Commandées depuis Berlin par une excellente musicienne, Sarah Itzig-Levy — elle sera la grand-tante de Felix Mendelssohn —, les trois Quatuors pour clavier, flûte et alto, datés de 1788, sont les toutes dernières compositions d’Emanuel Bach. Leur distribution inhabituelle s’explique sans doute par le goût qui règne depuis longtemps dans la capitale prussienne pour la flûte et parce que le cercle d’amis de la commanditaire, qui elle-même touchait le clavier, comptait un excellent altiste. Sur le manuscrit autographe, le compositeur parle de quatuors plutôt que de trios — l’appellation que Haydn ou Mozart leur auraient donnée — à cause de l’ancienne convention qui considérait le nombre de voix de la composition plutôt que celui des instruments concernés, le clavier jouant ici deux parties, une par main. Cependant, certains estiment que, selon les pratiques du temps et bien que sa ligne ne soit pas notée, on doit joindre un violoncelle à l’ensemble pour doubler (avec quelques ajustements) la partie de basse du clavier, ajout qui fait alors des trois compositions des quatuors au sens moderne du mot. L’instrument à clavier n’est pas précisé par le compositeur, mais une main inconnue a inscrit « pianoforte » sur le manuscrit. Avec la liberté dont se sont prévalus les compositeurs du temps, on peut les interpréter au clavecin ou au pianoforte, avec ou sans basse d’archet.
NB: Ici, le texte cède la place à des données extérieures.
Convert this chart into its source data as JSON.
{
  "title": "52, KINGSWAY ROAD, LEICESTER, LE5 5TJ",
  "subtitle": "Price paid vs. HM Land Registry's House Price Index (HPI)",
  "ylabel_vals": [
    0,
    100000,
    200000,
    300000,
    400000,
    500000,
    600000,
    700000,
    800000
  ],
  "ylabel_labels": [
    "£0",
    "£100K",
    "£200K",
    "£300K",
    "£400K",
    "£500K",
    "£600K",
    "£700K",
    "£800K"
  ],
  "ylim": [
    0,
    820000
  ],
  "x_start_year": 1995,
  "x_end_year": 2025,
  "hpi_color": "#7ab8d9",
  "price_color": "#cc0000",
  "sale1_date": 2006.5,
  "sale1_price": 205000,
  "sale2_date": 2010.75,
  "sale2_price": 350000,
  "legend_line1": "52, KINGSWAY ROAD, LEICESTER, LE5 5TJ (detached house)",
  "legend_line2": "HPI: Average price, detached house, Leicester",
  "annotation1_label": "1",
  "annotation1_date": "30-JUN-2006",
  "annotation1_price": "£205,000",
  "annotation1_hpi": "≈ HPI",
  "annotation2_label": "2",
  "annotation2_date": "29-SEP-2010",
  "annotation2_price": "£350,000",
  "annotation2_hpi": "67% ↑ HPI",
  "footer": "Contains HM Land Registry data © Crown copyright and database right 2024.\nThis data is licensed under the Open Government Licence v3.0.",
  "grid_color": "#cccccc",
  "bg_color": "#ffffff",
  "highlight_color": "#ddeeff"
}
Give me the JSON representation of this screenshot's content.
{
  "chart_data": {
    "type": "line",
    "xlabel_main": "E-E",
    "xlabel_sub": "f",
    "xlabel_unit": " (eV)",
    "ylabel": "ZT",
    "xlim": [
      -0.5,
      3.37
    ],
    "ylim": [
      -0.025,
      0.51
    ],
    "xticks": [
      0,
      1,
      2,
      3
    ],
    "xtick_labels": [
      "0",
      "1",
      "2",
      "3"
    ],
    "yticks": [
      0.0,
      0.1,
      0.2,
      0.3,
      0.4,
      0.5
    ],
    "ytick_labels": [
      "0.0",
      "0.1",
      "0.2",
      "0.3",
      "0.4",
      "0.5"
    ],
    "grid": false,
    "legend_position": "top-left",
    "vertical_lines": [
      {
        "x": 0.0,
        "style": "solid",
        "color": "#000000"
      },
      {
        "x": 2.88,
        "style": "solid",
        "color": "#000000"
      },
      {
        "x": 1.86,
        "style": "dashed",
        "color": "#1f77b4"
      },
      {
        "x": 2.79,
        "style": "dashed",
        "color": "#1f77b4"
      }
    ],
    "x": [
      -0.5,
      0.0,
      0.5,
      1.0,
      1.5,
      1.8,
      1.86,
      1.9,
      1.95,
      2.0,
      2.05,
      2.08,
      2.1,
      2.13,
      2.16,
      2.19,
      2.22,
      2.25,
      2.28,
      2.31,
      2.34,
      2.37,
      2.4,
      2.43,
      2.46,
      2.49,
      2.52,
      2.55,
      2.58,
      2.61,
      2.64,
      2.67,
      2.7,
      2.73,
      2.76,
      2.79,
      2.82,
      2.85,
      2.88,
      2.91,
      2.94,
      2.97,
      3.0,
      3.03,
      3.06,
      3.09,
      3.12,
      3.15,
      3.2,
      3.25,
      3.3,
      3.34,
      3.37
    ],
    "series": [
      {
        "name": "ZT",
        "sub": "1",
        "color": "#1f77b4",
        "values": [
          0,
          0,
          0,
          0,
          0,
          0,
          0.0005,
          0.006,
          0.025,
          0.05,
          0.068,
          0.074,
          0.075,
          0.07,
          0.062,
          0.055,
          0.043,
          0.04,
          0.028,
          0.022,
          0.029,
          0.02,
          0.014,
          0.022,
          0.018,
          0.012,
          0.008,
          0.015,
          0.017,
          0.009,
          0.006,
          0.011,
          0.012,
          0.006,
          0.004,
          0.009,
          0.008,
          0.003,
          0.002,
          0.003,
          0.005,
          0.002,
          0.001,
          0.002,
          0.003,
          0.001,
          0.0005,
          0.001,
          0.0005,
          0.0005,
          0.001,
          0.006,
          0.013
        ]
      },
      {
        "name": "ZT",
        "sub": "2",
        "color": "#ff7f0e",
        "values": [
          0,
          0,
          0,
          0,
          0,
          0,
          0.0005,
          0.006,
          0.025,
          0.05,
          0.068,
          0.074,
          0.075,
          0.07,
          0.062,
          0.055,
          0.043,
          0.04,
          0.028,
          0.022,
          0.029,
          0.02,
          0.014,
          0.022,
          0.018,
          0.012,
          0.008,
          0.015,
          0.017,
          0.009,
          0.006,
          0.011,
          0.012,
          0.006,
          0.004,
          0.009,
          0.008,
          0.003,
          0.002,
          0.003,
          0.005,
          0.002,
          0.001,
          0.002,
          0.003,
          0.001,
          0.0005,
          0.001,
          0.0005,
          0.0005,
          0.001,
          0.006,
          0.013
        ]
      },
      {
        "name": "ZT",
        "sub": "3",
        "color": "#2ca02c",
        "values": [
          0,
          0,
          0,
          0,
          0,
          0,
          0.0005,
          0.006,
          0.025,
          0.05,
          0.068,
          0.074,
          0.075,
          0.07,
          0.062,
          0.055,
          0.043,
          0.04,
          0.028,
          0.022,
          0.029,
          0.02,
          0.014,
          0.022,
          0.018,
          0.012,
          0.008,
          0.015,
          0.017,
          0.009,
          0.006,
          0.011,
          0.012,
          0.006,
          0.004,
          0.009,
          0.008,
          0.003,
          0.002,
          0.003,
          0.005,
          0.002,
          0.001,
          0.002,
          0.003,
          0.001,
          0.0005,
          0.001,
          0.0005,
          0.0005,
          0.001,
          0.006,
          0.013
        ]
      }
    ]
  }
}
Dans le style inimitable auquel Emanuel Bach nous a habitués, la variété et l’originalité du matériau thématique de ces chefs-d’œuvre n’ont d’égales que l’intensité expressive et les harmonies mouvantes de leurs mouvements lents. Les qualités de la musique de chambre de leur auteur s’y unissent à celles de sa musique pour clavier; en témoignent l’écriture pianistique et la forme de certains mouvements, comme le rondeau qui ouvre le Quatuor en la mineur. Bien qu’issus d’un autre univers, celui du Sturm und Drang de l’Allemagne du Nord, certains éléments, comme « leurs vifs contrastes de hauteurs, de couleurs [et] d’articulation » rapprochent, aux dires de Marc Vignal, ces Quatuors du style classique viennois. On peut même percevoir l’influence de Haydn dans l’Allegro di molto du Quatuor en majeur — peut-être s’agit-il là d’un discret hommage ou d’un témoignage d’amitié à un cadet que le vieux maître tenait en haute estime.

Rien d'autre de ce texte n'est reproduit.